Poursuivant cette exploration de la façade sud du Léman, nous avons grimpé à pied là-haut, jusqu’au lieu-dit Gremey, à une petite heure de marche de Saint-Paul-en-Chablais. Pour découvrir «cette surface sur laquelle les eaux météoriques issues des précipitations de pluie et de neige s’infiltrent pour aboutir en résurgence plus bas, après avoir traversé les couches morainiques qui les filtrent», explique Pierre Loiseau.

Notre technicien de l’environnement a ici une mission capitale, entre autres occupations administratives et pédagogiques: celle de gérer les marais, parce qu’ils sont «les garants d’une collecte et d’une redistribution souterraine de l’eau et jouent un rôle important dans son épuration».
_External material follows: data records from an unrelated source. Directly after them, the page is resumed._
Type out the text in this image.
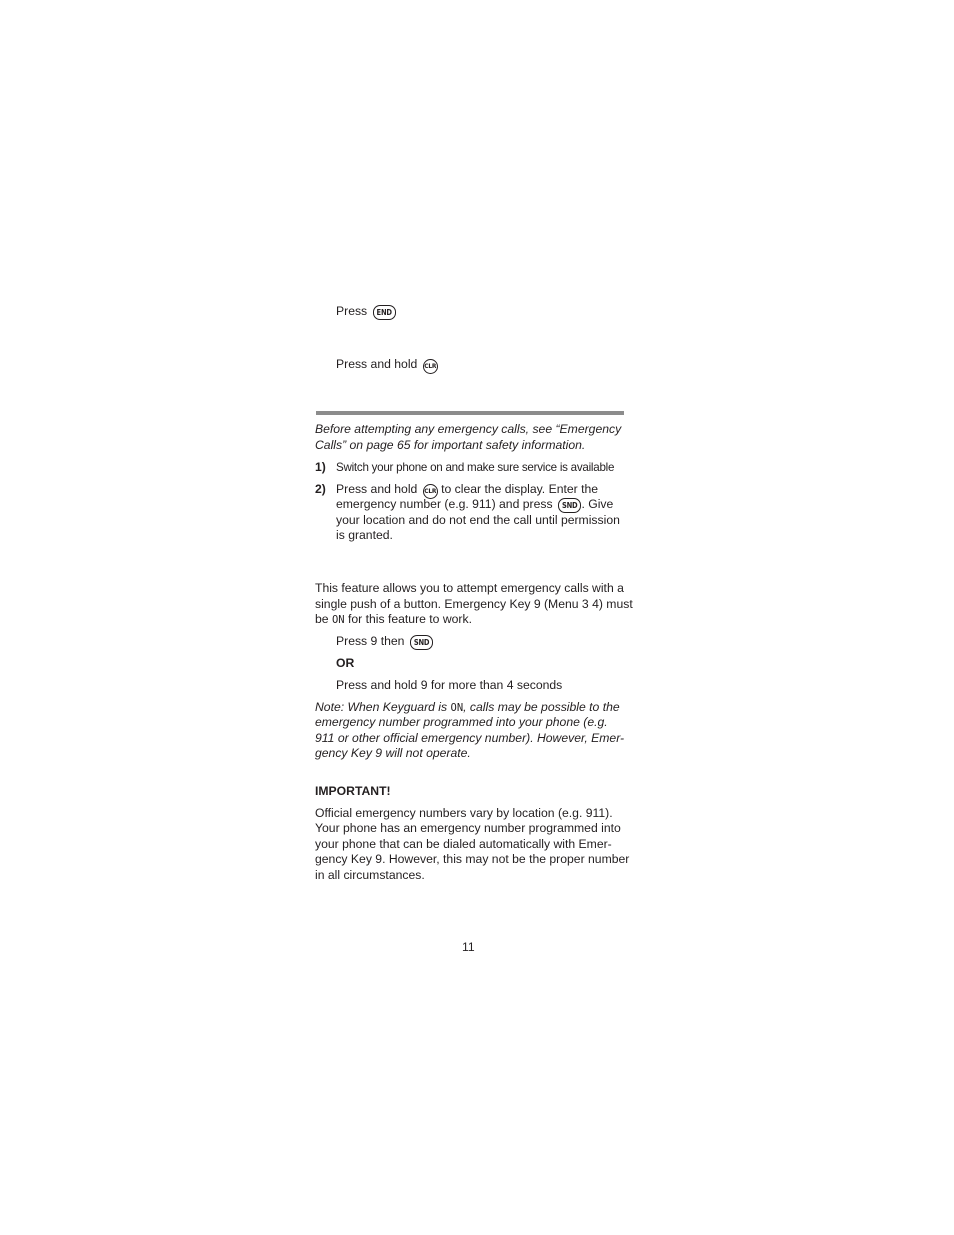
Press END
Press and hold CLR
Before attempting any emergency calls, see “Emergency
Calls” on page 65 for important safety information.
1) Switch your phone on and make sure service is available
2) Press and hold CLR to clear the display. Enter the
emergency number (e.g. 911) and press SND . Give
your location and do not end the call until permission
is granted.
This feature allows you to attempt emergency calls with a
single push of a button. Emergency Key 9 (Menu 3 4) must
be ON for this feature to work.
Press 9 then SND
OR
Press and hold 9 for more than 4 seconds
Note: When Keyguard is ON, calls may be possible to the
emergency number programmed into your phone (e.g.
911 or other official emergency number). However, Emer-
gency Key 9 will not operate.
IMPORTANT!
Official emergency numbers vary by location (e.g. 911).
Your phone has an emergency number programmed into
your phone that can be dialed automatically with Emer-
gency Key 9. However, this may not be the proper number
in all circumstances.
11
Un puits de science que cet homme, qui vous invite à découvrir les choses par vous-même, intuitivement ou par déduction, au fil des connaissances que vous acquérez en le suivant sur ces chemins d’une grande beauté et pleins de surprises pour qui sait ouvrir les yeux et repérer libellules, sauterelles et criquets. Trois itinéraires sont possibles. Deux au départ du collège du Pays de Gavot: le marais du Maravant et «la mémoire des tourbières» à Vérossier-Haut. Et un au départ de la plage de la Beunaz, à Saint-Paul: «paroles d’étangs».

«Il y a une centaine de zones humides sur ce plateau, enchaîne Pierre Loiseau, soit 202 hectares.» Trente-huit d’entre elles font partie de Natura 2000, ce réseau de l’Union européenne destiné à préserver la diversité biologique tout en tenant compte des activités humaines. Elles abritent 477 espèces de végétaux recensées entre 1974 et 1997, dont 23 sont protégées: de magnifiques orchidées, par exemple! Plus des espèces rares aux noms poétiques, parfois reconnues d’intérêt européen: le papillon Nacré de la canneberge , la libellule Agrion de Mercure, l’orchidée Liparis de Loesel, l’écrevisse à pieds blancs ou le sonneur à ventre jaune (un amphibien). «Dans quelques années, on ajoutera peut-être le milan royal, qui niche sur ce territoire, et d’autres espèces d’oiseaux.» Enfin, là s’ébattent aussi le sanglier ou la rousserolle effarvatte.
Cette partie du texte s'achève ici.